The so-called business improvement order from the Financial Services Agency (FSA) will require Nomura to report regularly on its efforts to shore up compliance after it admitted to leaking information on three share offerings it underwrote in 2010.
The sanction stopped short of a more damaging order to suspend some operations for weeks - a penalty that had initially been seen as a possibility in this case - and moves Nomura closer to the resolution of a scandal that triggered the resignation of Chief Executive Kenichi Watanabe last week.
But Nomura faces tough challenges beyond the insider trading probe. The new CEO, Koji Nagai, launched a review of its ailing overseas operations and vowed to fix a hard-charging culture in which the seeking out and leaking of client secrets thrived.
"This will reduce Nomura's regulatory risks but it faces other structural problems. It's not as if now its loss-making overseas business will post a sharp recovery," said Deutsche Securities brokerage analyst Masao Muraki.
In making its decision, the FSA took into account the steps taken by Nomura already, including a voluntary suspension of institutional equity sales activities for a week last month. Financial Services Minister Tadahiro Matsushita also referred to Nagai's comments last week that he would rebuild Nomura from "the ground up".
"In particular I applaud the resolve of the new leader to review the company structure and to rebuild its foundation," Matsushita told reporters.
The relatively light nature of the punishment was flagged earlier in the week when the Securities Exchange and Surveillance Commission, the agency that handled the investigation, recommended sanctions without calling for a halt of operations.
SCANDAL COSTS BUSINESS
Nomura has acknowledged that its employees leaked information on three share issues it underwrote in 2010: energy firm Inpex Corp, Mizuho Financial Group and Tokyo Electric Power.

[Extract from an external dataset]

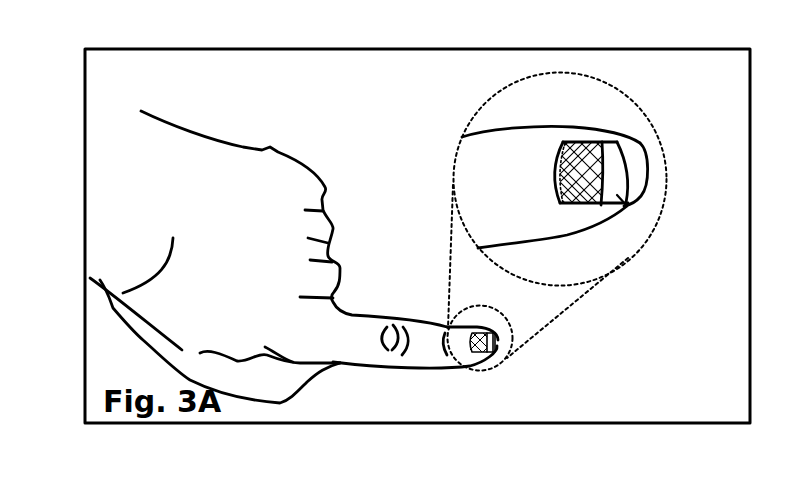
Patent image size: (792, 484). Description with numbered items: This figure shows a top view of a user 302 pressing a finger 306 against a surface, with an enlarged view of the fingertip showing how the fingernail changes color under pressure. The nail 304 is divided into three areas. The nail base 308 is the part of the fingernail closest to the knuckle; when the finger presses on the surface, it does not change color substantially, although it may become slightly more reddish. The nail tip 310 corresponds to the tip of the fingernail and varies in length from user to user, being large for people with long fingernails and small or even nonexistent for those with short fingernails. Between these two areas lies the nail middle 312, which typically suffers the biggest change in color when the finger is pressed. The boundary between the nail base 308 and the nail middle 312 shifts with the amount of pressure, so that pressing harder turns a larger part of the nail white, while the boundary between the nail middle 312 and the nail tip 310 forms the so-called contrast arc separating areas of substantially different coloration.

The scandal has cost Nomura business. In the past two months, at least nine Japanese issuers have dropped or demoted the brokerage as an underwriter and some asset management firms have halted trading with the firm.
At the end of June, Nomura published the results of an internal investigation that found breaches of basic investment banking safeguards against leaking of confidential information and announced a raft of measures to prevent recurrence.
As a first step, Nomura is required to report back to the regulator by August 10 on the implementation of those measures and any compliance issues discovered in an ongoing review of its operations.
"We will continue to further enhance our internal controls and work across the entire firm to prevent similar incidents occurring in the future and to regain the trust of the public," Nomura said in a statement on Friday.
The first report due by August 10 is expected to be accepted by the FSA, which is important because that would likely be viewed by clients that have stopped trading with it as a sign they could resume business with the brokerage.
Beyond the probe targeting Nomura, the FSA has not indicated when it will close out the investigation of insider trading practices in the Tokyo market, which has ensnared a number of other brokerages and asset management firms.
Major brokerages faced a deadline of Friday to report to the FSA on their compliance safeguards and whether they leaked information on planned share issuances to Japan Advisory, a hedge fund advisory firm linked to the Whitney Japan Fund.